Hoffman and his colleagues have worked with lung cells from mice and sheep and with healthy human lung cells harvested through biopsies. Their goal has been to develop ways to grow new progenitor cells from existing healthy cells. Because such cells would be identical to the host lung cells, the diseased lung would be less likely to reject them.

“We are focused on rebuilding the lung,” says Hoffman. “We want the cells to actually build new air sacs.” The idea is that the new progenitor cells would attract “the other two main types of cells—those on the blood side of the lung’s structure and those on the air side.” This could allow fine blood vessels to “run through and pick up oxygen,” lessening the breathing problems patients with emphysema experience.

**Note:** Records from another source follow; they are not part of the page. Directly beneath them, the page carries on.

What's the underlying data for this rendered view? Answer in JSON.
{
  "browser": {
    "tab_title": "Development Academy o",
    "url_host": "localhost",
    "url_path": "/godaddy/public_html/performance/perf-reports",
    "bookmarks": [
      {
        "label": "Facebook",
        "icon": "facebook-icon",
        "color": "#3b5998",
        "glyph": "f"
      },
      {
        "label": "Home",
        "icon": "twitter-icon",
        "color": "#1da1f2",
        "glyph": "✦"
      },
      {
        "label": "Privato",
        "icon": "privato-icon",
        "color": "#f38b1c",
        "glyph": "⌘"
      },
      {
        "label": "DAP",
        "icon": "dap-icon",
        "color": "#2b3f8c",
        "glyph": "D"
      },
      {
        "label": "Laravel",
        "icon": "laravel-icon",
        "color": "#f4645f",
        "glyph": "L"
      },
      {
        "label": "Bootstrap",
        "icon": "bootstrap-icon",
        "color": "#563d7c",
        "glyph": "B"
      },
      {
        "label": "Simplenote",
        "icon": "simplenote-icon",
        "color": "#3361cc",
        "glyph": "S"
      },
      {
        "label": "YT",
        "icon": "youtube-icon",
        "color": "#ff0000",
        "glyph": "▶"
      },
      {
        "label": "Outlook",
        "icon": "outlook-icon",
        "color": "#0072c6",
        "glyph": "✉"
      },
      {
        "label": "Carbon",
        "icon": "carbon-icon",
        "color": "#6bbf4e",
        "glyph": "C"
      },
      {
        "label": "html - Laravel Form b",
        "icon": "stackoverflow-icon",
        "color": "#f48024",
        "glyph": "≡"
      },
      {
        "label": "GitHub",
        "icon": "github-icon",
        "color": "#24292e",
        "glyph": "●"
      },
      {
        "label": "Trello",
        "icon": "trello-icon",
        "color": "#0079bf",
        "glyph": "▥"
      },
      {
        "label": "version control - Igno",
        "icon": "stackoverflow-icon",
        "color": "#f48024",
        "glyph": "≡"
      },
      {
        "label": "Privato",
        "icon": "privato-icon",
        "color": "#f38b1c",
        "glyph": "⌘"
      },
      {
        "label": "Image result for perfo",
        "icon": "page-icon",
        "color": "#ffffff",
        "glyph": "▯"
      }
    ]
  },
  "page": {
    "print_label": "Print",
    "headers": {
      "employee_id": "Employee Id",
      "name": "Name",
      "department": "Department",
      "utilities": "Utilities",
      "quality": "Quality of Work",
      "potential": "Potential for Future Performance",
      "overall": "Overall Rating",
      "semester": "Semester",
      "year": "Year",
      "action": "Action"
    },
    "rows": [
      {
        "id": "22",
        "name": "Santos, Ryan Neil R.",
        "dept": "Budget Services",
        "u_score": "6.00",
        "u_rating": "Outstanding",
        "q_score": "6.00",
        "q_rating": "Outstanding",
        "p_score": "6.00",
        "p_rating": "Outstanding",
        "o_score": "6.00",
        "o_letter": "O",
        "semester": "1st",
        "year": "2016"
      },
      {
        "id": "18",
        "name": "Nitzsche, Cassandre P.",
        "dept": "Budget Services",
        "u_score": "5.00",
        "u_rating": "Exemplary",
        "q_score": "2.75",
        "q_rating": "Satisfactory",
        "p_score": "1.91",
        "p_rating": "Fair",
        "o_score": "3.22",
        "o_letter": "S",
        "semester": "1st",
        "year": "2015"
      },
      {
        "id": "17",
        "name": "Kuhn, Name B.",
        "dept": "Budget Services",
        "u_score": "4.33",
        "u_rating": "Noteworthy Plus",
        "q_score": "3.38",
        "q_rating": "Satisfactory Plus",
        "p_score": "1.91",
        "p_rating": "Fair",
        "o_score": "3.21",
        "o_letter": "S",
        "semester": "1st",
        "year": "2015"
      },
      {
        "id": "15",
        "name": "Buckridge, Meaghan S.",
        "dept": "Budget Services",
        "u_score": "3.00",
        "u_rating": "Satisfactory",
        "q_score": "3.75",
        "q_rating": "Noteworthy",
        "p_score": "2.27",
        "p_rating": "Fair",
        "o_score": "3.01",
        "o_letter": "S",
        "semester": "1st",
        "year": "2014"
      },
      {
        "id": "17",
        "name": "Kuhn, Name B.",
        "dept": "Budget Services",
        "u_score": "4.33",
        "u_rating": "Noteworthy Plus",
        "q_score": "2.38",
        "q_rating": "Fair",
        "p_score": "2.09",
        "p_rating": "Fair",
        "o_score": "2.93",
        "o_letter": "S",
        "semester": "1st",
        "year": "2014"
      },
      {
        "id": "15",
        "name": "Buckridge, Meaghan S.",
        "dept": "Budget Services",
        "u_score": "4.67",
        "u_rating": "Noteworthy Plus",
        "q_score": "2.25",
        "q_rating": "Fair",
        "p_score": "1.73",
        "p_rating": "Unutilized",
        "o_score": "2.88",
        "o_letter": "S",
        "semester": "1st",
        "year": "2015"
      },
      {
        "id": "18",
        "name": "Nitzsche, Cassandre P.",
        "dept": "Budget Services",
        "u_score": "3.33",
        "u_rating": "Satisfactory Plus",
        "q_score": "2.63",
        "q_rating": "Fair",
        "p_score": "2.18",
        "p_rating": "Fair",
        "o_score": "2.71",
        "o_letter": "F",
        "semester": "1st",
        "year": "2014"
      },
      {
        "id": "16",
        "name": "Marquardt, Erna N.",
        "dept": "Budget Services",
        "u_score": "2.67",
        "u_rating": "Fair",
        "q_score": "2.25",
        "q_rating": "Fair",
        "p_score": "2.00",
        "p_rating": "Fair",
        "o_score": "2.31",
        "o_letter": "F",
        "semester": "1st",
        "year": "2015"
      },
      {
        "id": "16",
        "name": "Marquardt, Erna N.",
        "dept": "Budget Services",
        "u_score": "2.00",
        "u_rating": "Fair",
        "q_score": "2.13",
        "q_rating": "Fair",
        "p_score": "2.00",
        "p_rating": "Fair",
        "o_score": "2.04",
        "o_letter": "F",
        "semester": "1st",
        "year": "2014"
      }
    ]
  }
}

Hoffman and his colleagues have been able to demonstrate that the lab-grown progenitor cells produce everything they hoped they would. “They produce elastin [which allows the lung cells to expand and contract] and growth factors and are capable of assembling the scaffolding that other cells can attach to,” he says. “We have demonstrated that they have the potential to replace damaged cells in the emphysema lung.”

They have also isolated progenitor cells, grown them and put them in mice and sheep with encouraging results. “We have done two different pre-clinical trials in sheep, and both showed that the cells improved blood flow and increased tissue mass in the emphysema lung,” says Hoffman. He hopes that at the conclusion of his study, in about five years, the lung-rebuilding technique can be tested safely in human emphysema patients. The technology that is being developed to treat emphysema could also potentially be applied to a variety of lung disorders that, while less common, are equally serious.